The anti shale development crowd claims the value of shale development is over stated. Yet companies such as Dominion are willing to invest millions and billions of dollars. I guess the antis are smarter than the folks at Dominion.
Articles, such as the one you posted, give us an insight into the value of shale development. For us in areas of shale development this means great things in the future.
NiSource has smaller lower pressure rated pipelines in the Utica Point Pleasant foot print. These are 6" to 10" diameter lines, and are typically rated to operate less than 250 psig.
These pipelines are situated in a complimentary position to the Dominion Blue Racer pipelines. NiSource has struggled with debt and lacks the cash to build new and larger pipelines from Eastern Ohio to the larger market areas. The right of ways are worth a tidy sum & opportunity awaits those who have the business acumen to foresee the future.
If one can envision the ESE Ohio NiSource lines and potentially new and larger high pressure pipelines interconnected to the DOE or Blue Racer System and the near term processing capacity, Eastern Ohio becomes a new ball game. Potentially, market flexibility can be enhanced exponentially.
Gatherco ROW's are positioned nicely. I can see Treat CS pulling suction on some field lines in the oil window in that geographic area some day. The gas volumes are typically much lower from the oil bearing wells.
Gatherco acquired 2,600 miles of line from Columbia in 1997 before NiSource bought all the Columbia companies in year 2000.
Back then, Columbia was seeking something like 35 cents per MMBTU to operate, gather, compress and dehdrate the gas, including line loss, the producer community thought that was high and the result was Gatherco came into existence.
Look what Chesapeake and other Midstream companies are charging as post production costs today !!!

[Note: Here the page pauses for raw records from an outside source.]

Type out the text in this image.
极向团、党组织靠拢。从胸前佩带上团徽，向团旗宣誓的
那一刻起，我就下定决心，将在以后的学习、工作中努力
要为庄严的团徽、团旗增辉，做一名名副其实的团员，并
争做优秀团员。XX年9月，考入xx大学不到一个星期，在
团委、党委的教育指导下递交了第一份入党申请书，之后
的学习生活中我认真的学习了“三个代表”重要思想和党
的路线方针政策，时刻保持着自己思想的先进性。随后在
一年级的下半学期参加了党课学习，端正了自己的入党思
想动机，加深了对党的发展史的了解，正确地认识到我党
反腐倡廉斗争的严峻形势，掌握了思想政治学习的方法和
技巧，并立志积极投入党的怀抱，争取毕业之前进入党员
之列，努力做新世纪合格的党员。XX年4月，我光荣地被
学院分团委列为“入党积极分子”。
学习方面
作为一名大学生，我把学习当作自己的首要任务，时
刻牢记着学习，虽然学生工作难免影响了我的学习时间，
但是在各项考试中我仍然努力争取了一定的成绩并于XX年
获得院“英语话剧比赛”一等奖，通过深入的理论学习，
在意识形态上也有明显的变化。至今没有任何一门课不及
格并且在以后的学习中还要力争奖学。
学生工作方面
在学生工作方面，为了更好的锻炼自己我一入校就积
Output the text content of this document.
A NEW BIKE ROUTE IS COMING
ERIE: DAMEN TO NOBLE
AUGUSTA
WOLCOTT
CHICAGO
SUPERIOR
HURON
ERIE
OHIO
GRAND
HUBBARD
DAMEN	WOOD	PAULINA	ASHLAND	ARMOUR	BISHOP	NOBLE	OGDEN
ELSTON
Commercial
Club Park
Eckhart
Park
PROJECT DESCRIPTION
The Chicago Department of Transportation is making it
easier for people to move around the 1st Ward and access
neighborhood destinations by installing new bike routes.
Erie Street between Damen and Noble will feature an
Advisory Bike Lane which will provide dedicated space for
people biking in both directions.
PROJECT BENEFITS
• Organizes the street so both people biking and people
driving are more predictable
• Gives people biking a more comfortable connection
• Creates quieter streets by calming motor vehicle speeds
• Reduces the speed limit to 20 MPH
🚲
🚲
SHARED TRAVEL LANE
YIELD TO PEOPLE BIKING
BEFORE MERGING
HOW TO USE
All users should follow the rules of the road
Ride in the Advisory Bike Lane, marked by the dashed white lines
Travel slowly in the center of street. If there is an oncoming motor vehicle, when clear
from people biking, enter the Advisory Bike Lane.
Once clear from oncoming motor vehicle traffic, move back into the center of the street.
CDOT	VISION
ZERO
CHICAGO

I saw a Q3 report from a large Midstream company that posted $1.39 per MMBTU as a cost.
r2d2
To expound a little more, the oil window is reported to be progressively less pressurized as you move west. Assuming the completion technology and techniques can be optimized to make the oil flow out of the shale to the well bore, the well reservoir pressure being lower working in conjunction with compression pulling on the gathering systems at 20 psig to 40 psig, this would be more conducive for the typical oil producing prospects & typically whereby the gas production is the lessor of the two products being produced.
After a well declines and reaches a state of equilibrium or static production, the move is to install tubing and pumping units, this producing scenario fits the existing Treat System capabilities very well. That is until the number of wells exceed the system capacity.
I hope this helps you understand my perspective. Opinion only.
The four Treat compressor engines you cite are 30 + years old. It would cost a fortune to modify them to make them exhaust emission compliant.
A new compressor station & related facilities and a new interconnect with Columbia North of the old Treat Homer station makes more operational and economic sense.
This facility can do what I describe above.
Regarding the KM connections, I can only speculate..... KM publicly announced they were planning to build a liquid pipeline from the SE Ohio processing plants NW through Ohio.
The below is speculation:
The proposed KM pipeline route I recall seeing passed in a NW direction near Utica and MtVernon. One might deduce that the the new compressor station outlet liquids may go into that pipeline.
From a nostalgia standpoint, the Treat Homer compressor station was the very first natural gas compressor station the Columbia Gas and Electric Company built early in the 1900's. It is sad to see one of the original building blocks of Columbia fading into history.
The treat facility is key to deliveries in Ohio.
The NiSource gas has and can move both North and South on that K to L mainline system from the storage fields.
My take is gas will not be flowing from Gatherco to Columbia, and that is what is reversed.